結婚式が終わり、披露宴に移る間に親族の集合写真を撮影すると言う。
係りの女性が、引率するのを、遠足にいく生徒宜しく、ぞろぞろとついていき、写真スタジオに入る。
なにやら懐かしい音楽が流れている。
若いスタッフが親族たちをひな壇に並べていき、僕はひな壇の上から前方のカメラを見た。
カメラを操作していたのは女性のようで、カメラ付近の照明は消えているから、僕からでは良く見えない。
「それでは、皆様、お揃いになられたようですね!お待たせいたしました!当写真館の黒川と申します・・よろしくお願いいたします」
僕は驚いた。
声は紛れもなく懐かしい秋子のものだ。
張りがあり、しかも強い声だ。
「それでは只今から数枚、撮影させていただきます・・笑顔でこちら、カメラのほうをご覧くださいませ」
フラッシュが三度光り、また彼女の声がする。
「それではカメラを変えます、今度はこちらをご覧くださいませ・・おじょうちゃま、こっちですよ・・大人の方はずっと良い表情をしてくださいませね・・」
参列の子供の視線を引きつけ、他の大勢の大人の表情を緩ませる上手な語り口・・
またフラッシュが二度光る。

撮影が終わって、照明がすべて点けられたスタジオで、秋子に最初に声をかけたのは妻だった。
「黒川さんでしょう!頑張っておられますね!」
秋子は妻を見ると駆け寄って「わぁ!うちに、いらっしゃってくださったんですね!」
「お元気そう・・それにきらきらされて・・かっこいいわぁ」
妻は秋子の仕事振りに感嘆したようだ。
「黒川さん・・」
僕も一歩遅れて彼女に声をかけた。
黒のスーツで身を包んだ彼女の雰囲気は、まさしくプロカメラマンのそれだった。
「店長!そのせつはお世話になりました!おかげさまでこのように楽しく、生きがいのある仕事をさせてもらっています」
はきはきと明るく、僕に向かってそういう彼女に僕は少し嫉妬心のようなものも感じている。
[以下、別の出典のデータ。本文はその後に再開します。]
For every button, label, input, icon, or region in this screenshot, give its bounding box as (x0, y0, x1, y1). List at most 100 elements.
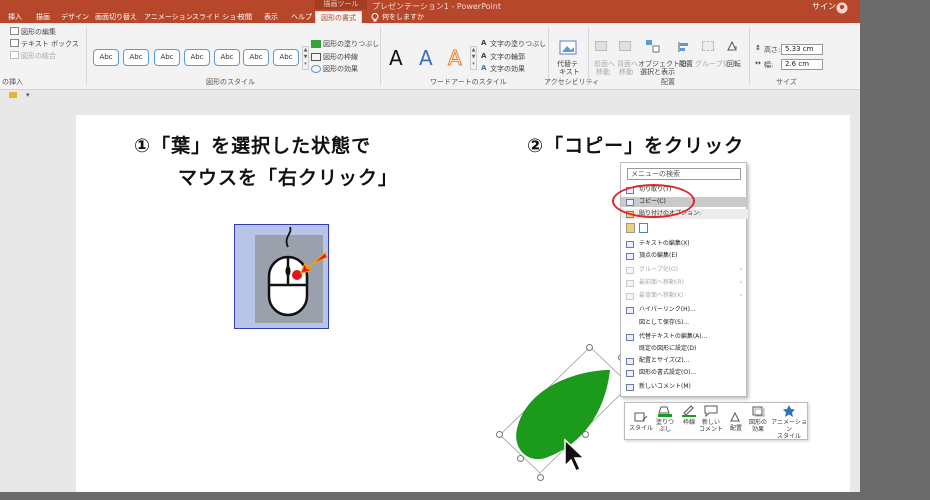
rotate-button[interactable]: 回転 (727, 59, 741, 69)
wordart-sample[interactable]: A (448, 46, 463, 71)
menu-item-label: 新しいコメント(M) (639, 383, 691, 390)
shape-effects-icon (752, 406, 765, 417)
rotate-icon[interactable] (726, 40, 738, 52)
width-label: 幅: (764, 61, 774, 69)
menu-item-set-default-shape[interactable]: 既定の図形に設定(D) (621, 344, 748, 354)
text-box-button[interactable]: テキスト ボックス (21, 39, 79, 49)
shape-fill-button[interactable]: 図形の塗りつぶし (323, 39, 379, 49)
pen-outline-icon (682, 405, 696, 417)
context-tab-group: 描画ツール (315, 0, 367, 9)
mini-fill-label-2: ぶし (658, 426, 671, 433)
text-outline-button[interactable]: 文字の輪郭 (490, 52, 525, 62)
shape-style-sample[interactable]: Abc (154, 49, 180, 66)
tab-draw[interactable]: 描画 (36, 11, 50, 24)
mini-effects-button[interactable]: 図形の 効果 (744, 405, 772, 433)
width-input[interactable]: 2.6 cm (781, 59, 823, 70)
text-fill-icon[interactable]: A (481, 39, 486, 47)
ribbon-separator (749, 27, 750, 85)
menu-item-size-position[interactable]: 配置とサイズ(Z)... (621, 356, 748, 366)
shape-style-sample[interactable]: Abc (184, 49, 210, 66)
shape-styles-group-label: 図形のスタイル (206, 78, 255, 86)
tab-view[interactable]: 表示 (264, 11, 278, 24)
wordart-sample[interactable]: A (389, 46, 403, 70)
height-icon: ↕ (755, 44, 761, 52)
alt-text-button-line2[interactable]: キスト (559, 67, 580, 77)
tab-shape-format[interactable]: 図形の書式 (315, 11, 362, 24)
edit-shape-button[interactable]: 図形の編集 (21, 27, 56, 37)
paste-keep-icon[interactable] (626, 223, 635, 233)
mini-arrange-label: 配置 (729, 425, 742, 432)
shape-style-sample[interactable]: Abc (214, 49, 240, 66)
shape-fill-icon[interactable] (311, 40, 321, 48)
folder-icon[interactable] (9, 92, 17, 98)
tab-help[interactable]: ヘルプ (291, 11, 312, 24)
alt-text-icon[interactable] (559, 40, 577, 56)
selection-pane-icon[interactable] (645, 39, 661, 53)
group-icon (702, 41, 714, 51)
step2-heading: ②「コピー」をクリック (527, 135, 745, 157)
tab-transitions[interactable]: 画面切り替え (95, 11, 137, 24)
shape-effects-button[interactable]: 図形の効果 (323, 64, 358, 74)
bring-forward-icon (595, 41, 607, 51)
paste-picture-icon[interactable] (639, 223, 648, 233)
wordart-sample[interactable]: A (419, 46, 433, 70)
text-effects-icon[interactable]: A (481, 64, 486, 72)
tab-review[interactable]: 校閲 (238, 11, 252, 24)
mini-style-label: スタイル (628, 425, 653, 432)
text-outline-icon[interactable]: A (481, 52, 486, 60)
shape-style-sample[interactable]: Abc (273, 49, 299, 66)
height-input[interactable]: 5.33 cm (781, 44, 823, 55)
menu-item-label: テキストの編集(X) (639, 240, 690, 247)
tab-slideshow[interactable]: スライド ショー (192, 11, 243, 24)
menu-item-new-comment[interactable]: 新しいコメント(M) (621, 382, 748, 392)
menu-item-label: 最前面へ移動(R) (639, 279, 684, 286)
resize-handle[interactable] (496, 431, 503, 438)
menu-item-label: 配置とサイズ(Z)... (639, 357, 690, 364)
menu-item-save-as-picture[interactable]: 図として保存(S)... (621, 318, 748, 328)
text-effects-button[interactable]: 文字の効果 (490, 64, 525, 74)
resize-handle[interactable] (537, 474, 544, 481)
text-box-icon[interactable] (10, 39, 19, 47)
menu-search-input[interactable]: メニューの検索 (627, 168, 741, 180)
menu-item-edit-text[interactable]: テキストの編集(X) (621, 239, 748, 249)
tab-animations[interactable]: アニメーション (144, 11, 193, 24)
shape-outline-icon[interactable] (311, 53, 321, 61)
shape-styles-more-button[interactable]: ▲ ▼ ▾ (302, 46, 309, 70)
mini-animation-button[interactable]: アニメーション スタイル (770, 405, 808, 440)
text-fill-button[interactable]: 文字の塗りつぶし (490, 39, 546, 49)
wordart-more-button[interactable]: ▲ ▼ ▾ (470, 46, 477, 70)
title-bar: 描画ツール プレゼンテーション1 - PowerPoint サイン 挿入 描画 … (0, 0, 860, 24)
comment-icon (626, 384, 634, 391)
edit-shape-icon[interactable] (10, 27, 19, 35)
menu-item-format-shape[interactable]: 図形の書式設定(O)... (621, 368, 748, 378)
menu-item-edit-alt-text[interactable]: 代替テキストの編集(A)... (621, 332, 748, 342)
resize-handle[interactable] (582, 431, 589, 438)
quick-access-bar: ▾ (0, 90, 860, 102)
menu-item-hyperlink[interactable]: ハイパーリンク(H)... (621, 305, 748, 315)
shape-effects-icon[interactable] (311, 65, 321, 73)
shape-style-sample[interactable]: Abc (93, 49, 119, 66)
align-button[interactable]: 配置 (679, 59, 693, 69)
menu-item-label: 既定の図形に設定(D) (639, 345, 697, 352)
tab-insert[interactable]: 挿入 (8, 11, 22, 24)
shape-outline-button[interactable]: 図形の枠線 (323, 52, 358, 62)
link-icon (626, 307, 634, 314)
tell-me-box[interactable]: 何をしますか (382, 11, 424, 24)
mini-new-comment-button[interactable]: 新しい コメント (697, 405, 725, 433)
shape-style-sample[interactable]: Abc (243, 49, 269, 66)
size-group-label: サイズ (776, 78, 797, 86)
merge-shapes-icon (10, 51, 19, 59)
menu-item-group: グループ化(G) › (621, 265, 748, 275)
customize-quick-access-icon[interactable]: ▾ (26, 91, 30, 99)
lightbulb-icon (371, 13, 379, 22)
shape-style-sample[interactable]: Abc (123, 49, 149, 66)
tab-design[interactable]: デザイン (61, 11, 89, 24)
selection-pane-button-line2[interactable]: 選択と表示 (640, 67, 675, 77)
paste-option-buttons (621, 221, 748, 235)
resize-handle[interactable] (517, 455, 524, 462)
mini-outline-label: 枠線 (682, 419, 695, 426)
style-brush-icon (634, 412, 648, 422)
menu-item-edit-points[interactable]: 頂点の編集(E) (621, 251, 748, 261)
resize-handle[interactable] (586, 344, 593, 351)
align-icon[interactable] (678, 41, 690, 53)
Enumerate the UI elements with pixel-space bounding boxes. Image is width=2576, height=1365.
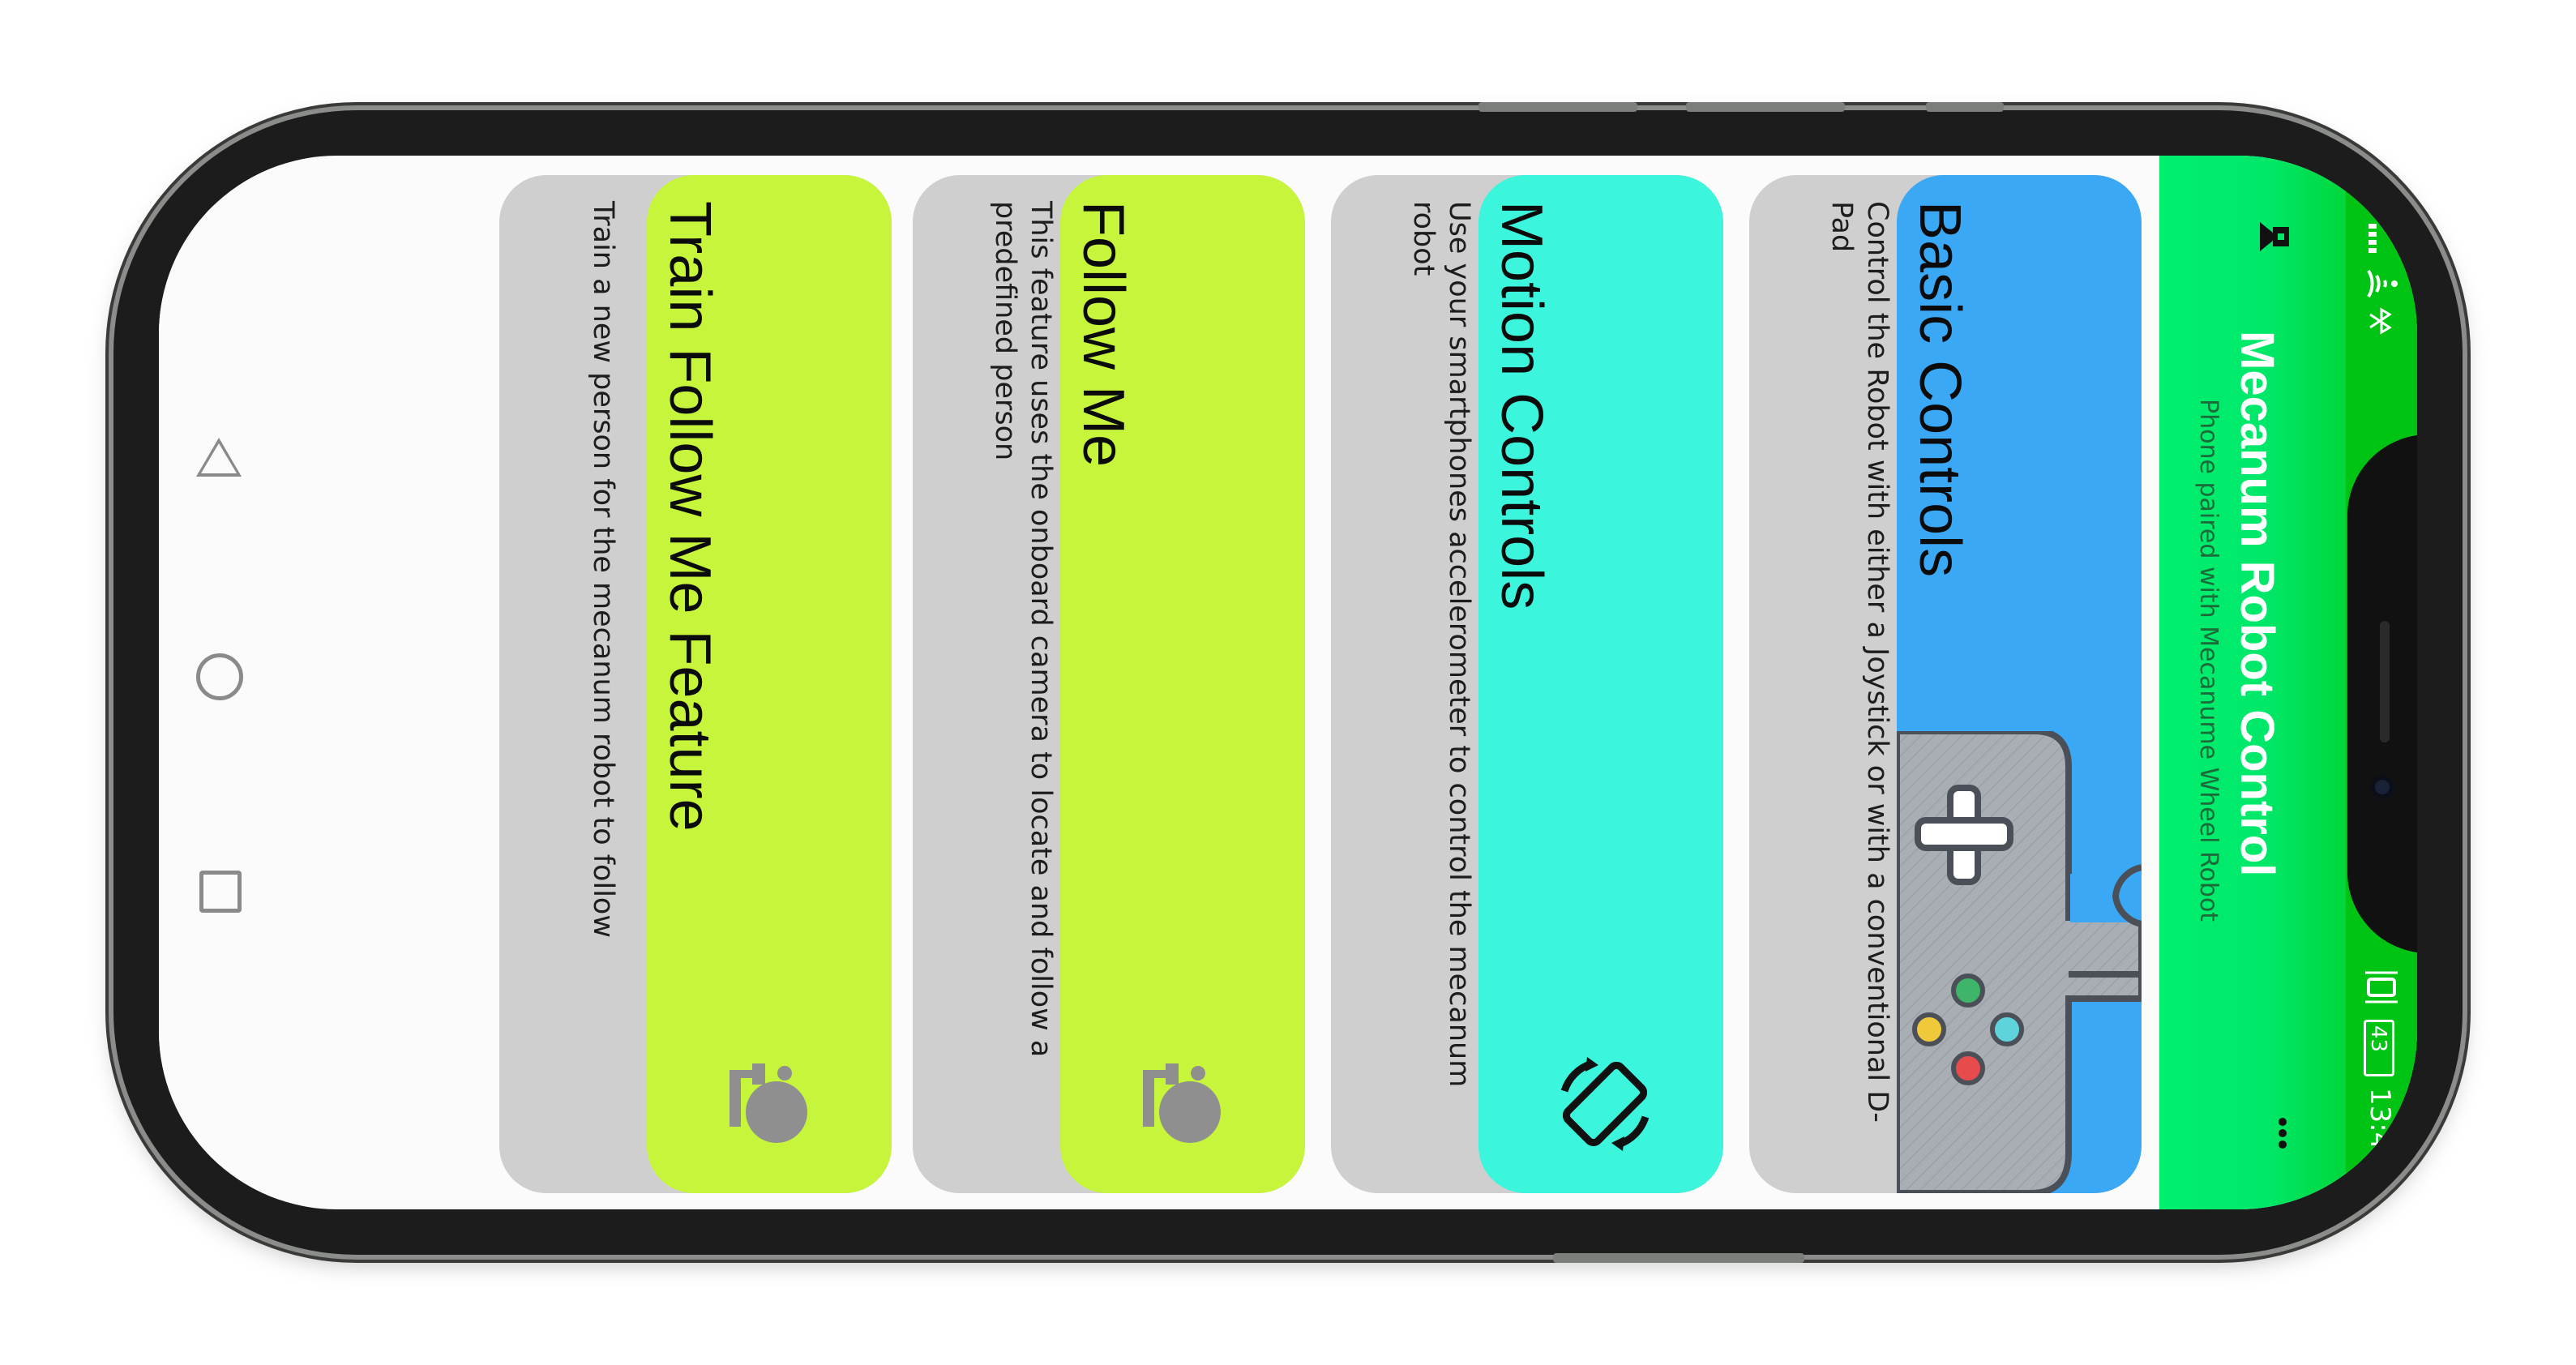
card-description: Use your smartphones accelerometer to co… xyxy=(1407,201,1475,1088)
card-description: Control the Robot with either a Joystick… xyxy=(1825,201,1893,1123)
bluetooth-icon xyxy=(2369,307,2392,335)
silent-switch xyxy=(1926,102,2004,112)
power-button xyxy=(1553,1253,1804,1263)
screen-rotation-icon xyxy=(1560,1057,1650,1151)
card-title: Basic Controls xyxy=(1907,201,1972,578)
phone-screen: Train Follow Me Feature Train a new pers… xyxy=(159,156,2417,1209)
speaker-grille xyxy=(2380,621,2390,742)
card-motion-controls[interactable]: Motion Controls Use your smartphones acc… xyxy=(1331,175,1723,1193)
app-subtitle: Phone paired with Mecanume Wheel Robot xyxy=(2194,399,2223,922)
wifi-icon xyxy=(2367,269,2398,298)
card-basic-controls[interactable]: Basic Controls Control the Robot with ei… xyxy=(1749,175,2142,1193)
card-description: This feature uses the onboard camera to … xyxy=(989,201,1057,1058)
card-description: Train a new person for the mecanum robot… xyxy=(587,201,619,938)
overflow-menu-icon[interactable] xyxy=(2266,1117,2299,1149)
vibrate-icon xyxy=(2365,971,2398,1003)
card-title: Follow Me xyxy=(1071,201,1136,468)
battery-level: 43 xyxy=(2366,1025,2390,1053)
battery-icon: 43 xyxy=(2364,1020,2394,1076)
volume-button xyxy=(1478,102,1637,112)
gamepad-icon xyxy=(1897,731,2142,1193)
camera-notch xyxy=(2347,434,2417,953)
card-title: Train Follow Me Feature xyxy=(657,201,722,832)
follow-robot-icon xyxy=(730,1063,807,1143)
recents-button[interactable] xyxy=(199,871,242,913)
home-icon[interactable] xyxy=(2255,214,2300,259)
home-button[interactable] xyxy=(196,653,243,700)
card-train-follow-me[interactable]: Train Follow Me Feature Train a new pers… xyxy=(499,175,892,1193)
clock: 13:43 xyxy=(2364,1088,2396,1167)
navigation-bar xyxy=(159,156,280,1209)
card-title: Motion Controls xyxy=(1489,201,1554,610)
app-title: Mecanum Robot Control xyxy=(2231,331,2283,877)
back-button[interactable] xyxy=(196,438,242,477)
signal-icon xyxy=(2368,224,2377,253)
front-camera xyxy=(2370,775,2394,799)
volume-button xyxy=(1686,102,1845,112)
card-follow-me[interactable]: Follow Me This feature uses the onboard … xyxy=(913,175,1305,1193)
follow-robot-icon xyxy=(1143,1063,1221,1143)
「本当に天職だったんだね・・スタジオの仕事・・僕などすっかり追い越されてしまった・・」
「そんなことないですよ!店長は店長、私にとってはいつまでも師匠です!」

明るくそう返す彼女のスーツの、やはり大き目の胸のふくらみが僕にはまぶしい。
黒川秋子と言う女性は僕にとって、勝てるはずのない相手だったのかもしれない・・
そういえば、スタジオのBGMは女性ピアニストNの「やさしく あたたかく、いとおしいもの すべてに」だった。